Fair Use excerpt:
"The historical reality of the Second Amendment's protection of the right to keep and bear arms is not that it protects the right to shoot deer. It protects the right to shoot tyrants, and it protects the right to shoot at them effectively, thus, with the same instruments they would use upon us."
Nice turn of phrase.
http://reason.com/archives/2013/01/10/guns-and-freedom
Napolitano is no Conservative. If he were, he would find no Constitutional "right to shoot tyrants" or "right to shoot at them effectively." The Constitution nowhere mentions these alleged "rights." But the Constitution does provide the right to keep and bear arms -- and one reason for that is because arms are a means to fight tyranny.
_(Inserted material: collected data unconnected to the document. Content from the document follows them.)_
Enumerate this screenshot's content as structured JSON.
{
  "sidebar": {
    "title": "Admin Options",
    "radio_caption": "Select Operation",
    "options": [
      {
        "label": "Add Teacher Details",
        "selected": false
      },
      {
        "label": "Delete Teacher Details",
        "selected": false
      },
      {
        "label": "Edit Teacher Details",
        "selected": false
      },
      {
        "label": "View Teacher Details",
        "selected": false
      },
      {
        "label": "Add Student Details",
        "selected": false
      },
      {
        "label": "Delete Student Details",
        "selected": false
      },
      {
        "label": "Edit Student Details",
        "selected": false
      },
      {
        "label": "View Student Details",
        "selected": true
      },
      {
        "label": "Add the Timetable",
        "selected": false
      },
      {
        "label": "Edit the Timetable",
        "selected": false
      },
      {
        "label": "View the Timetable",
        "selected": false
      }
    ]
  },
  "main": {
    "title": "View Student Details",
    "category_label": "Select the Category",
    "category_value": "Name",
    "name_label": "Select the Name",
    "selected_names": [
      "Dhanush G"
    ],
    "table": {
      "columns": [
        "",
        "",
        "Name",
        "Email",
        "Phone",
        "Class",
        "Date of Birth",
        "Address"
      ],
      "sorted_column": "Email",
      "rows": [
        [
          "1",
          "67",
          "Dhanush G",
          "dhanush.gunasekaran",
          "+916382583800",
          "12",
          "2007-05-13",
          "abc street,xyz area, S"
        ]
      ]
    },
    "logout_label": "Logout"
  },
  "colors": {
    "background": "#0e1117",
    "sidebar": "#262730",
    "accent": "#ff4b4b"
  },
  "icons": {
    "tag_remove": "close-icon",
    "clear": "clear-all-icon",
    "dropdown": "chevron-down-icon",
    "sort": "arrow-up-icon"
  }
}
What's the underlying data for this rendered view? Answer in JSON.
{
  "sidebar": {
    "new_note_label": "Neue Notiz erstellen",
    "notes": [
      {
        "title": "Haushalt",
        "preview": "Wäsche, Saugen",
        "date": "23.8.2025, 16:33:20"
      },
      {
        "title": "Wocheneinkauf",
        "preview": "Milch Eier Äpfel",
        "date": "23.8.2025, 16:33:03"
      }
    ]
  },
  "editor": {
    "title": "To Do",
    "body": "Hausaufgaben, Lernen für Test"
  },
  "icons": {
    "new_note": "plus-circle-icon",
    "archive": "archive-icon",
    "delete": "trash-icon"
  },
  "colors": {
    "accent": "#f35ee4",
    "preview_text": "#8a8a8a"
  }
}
The authors of these words certainly had the Declaration of Independence's right to "alter and abolish" government that has become "destructive of these ends" in mind. A subtle distinction perhaps: but an important one for a judge to recognize, because different people have different ideas about what tyranny is -- and therefore different ideas about who it might be OK to shoot at. Mostly, a judge's job is to put people who want to shoot at government officials because they regard them as "tyrants" in jail or mental institutions.
Napolitano was not fired for messing up that subtle distinction.
If he was fired, he was fired for this:
http://www.liveleak.com/view?i=52b_1329796059
because he suggested that Repubicans might be as bad as Democrats on 2nd Amendment issues, and the many other issues he lists, of importance to the people who his message resonates with, which probably includes a great many people on this forum.
The libertarian message is only acceptable on Fox if it serves Republican interests. That is Roger Ailes job. He never stopped doing it.